In the cut and thrust of your reply to Darren Millar's question on a possible tourism tax, some key points may have been overlooked. I noted that you made the point that many countries applied taxation to tourists. That is certainly the case, but what is important is the totality of the tax burden faced by tourism businesses. In comparison with most European countries which levy reduced rates of VAT on overnight accommodation, our businesses in Wales face the full 20% rate. Moreover many have been faced with significant business rate increases.
A key point too is that a tourism tax which in the UK was unique to Wales would affect our competitive position vis a vis the rest of the UK. You say that such taxes do not affect demand. That is only true if businesses can absorb the taxation without raising prices. Given the small margins in this very competitive industry which prevail in Wales, that will not be the case. Prices will rise and Wales will gain the unenviable reputation of being the only country in the UK which charges its visitors to stay. This will damage the growth potential of the industry at a time when post Brexit it may be called upon to play an even greater role in the Welsh economy.

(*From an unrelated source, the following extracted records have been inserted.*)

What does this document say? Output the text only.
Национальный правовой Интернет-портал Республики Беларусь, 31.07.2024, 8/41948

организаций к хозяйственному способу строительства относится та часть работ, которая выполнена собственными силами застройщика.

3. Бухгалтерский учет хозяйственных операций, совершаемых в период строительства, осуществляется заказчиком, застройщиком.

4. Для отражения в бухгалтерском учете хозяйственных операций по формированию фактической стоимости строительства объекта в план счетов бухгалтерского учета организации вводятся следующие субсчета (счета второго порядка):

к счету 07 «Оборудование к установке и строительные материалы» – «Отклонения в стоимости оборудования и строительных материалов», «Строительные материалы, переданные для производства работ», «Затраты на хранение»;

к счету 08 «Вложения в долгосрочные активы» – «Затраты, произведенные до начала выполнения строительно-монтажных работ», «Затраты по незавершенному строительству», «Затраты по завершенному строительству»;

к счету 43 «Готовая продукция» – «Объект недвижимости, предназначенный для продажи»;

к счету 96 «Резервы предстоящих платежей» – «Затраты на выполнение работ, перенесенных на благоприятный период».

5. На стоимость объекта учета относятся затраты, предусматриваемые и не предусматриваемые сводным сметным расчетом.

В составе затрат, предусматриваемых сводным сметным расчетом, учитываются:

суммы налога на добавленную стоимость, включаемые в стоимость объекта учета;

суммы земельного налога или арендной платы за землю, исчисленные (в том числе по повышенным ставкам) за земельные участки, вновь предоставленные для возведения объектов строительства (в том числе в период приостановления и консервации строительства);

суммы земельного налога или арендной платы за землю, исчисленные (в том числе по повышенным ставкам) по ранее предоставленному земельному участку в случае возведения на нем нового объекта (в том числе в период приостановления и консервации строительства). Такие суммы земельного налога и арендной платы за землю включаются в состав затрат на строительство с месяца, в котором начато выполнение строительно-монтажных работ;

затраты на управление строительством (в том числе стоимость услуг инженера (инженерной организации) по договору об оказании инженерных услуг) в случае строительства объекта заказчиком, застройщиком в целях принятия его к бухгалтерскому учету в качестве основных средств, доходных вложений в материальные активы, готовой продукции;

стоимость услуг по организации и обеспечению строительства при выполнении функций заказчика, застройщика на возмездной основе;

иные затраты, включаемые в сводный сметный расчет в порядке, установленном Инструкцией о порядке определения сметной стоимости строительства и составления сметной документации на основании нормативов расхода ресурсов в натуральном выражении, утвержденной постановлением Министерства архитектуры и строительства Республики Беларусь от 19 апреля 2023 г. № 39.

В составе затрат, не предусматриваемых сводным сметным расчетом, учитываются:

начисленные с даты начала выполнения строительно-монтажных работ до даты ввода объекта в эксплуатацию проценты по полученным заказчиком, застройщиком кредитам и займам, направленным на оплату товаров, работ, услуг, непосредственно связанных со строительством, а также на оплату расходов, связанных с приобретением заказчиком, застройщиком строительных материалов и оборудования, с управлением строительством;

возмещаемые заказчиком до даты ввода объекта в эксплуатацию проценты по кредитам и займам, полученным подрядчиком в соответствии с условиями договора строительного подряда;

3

I do, of course, acknowledge as you pointed out that the industry imposes additional costs on local authorities. Your formula for allocating financial support to local authorities makes explicit provision for such costs. The Wales Tourism Alliance is seeking a meeting with the Welsh Local Government Association to discuss the whole issue including ways in which the industry may be able to help. I would add that while imposing additional costs on local authority services, tourism also helps to sustain a wider range of facilities for residents to enjoy than would be the case without the industry.
Finally, could I welcome the undertaking given by the Cabinet Secretary for the Economy and Transport to consult fully with the industry on the proposal to introduce a Tourism Tax. This will give the Alliance and other organisations an opportunity to elaborate further on how damaging this will be for the industry and the economy of Wales and that consequently it should not proceed.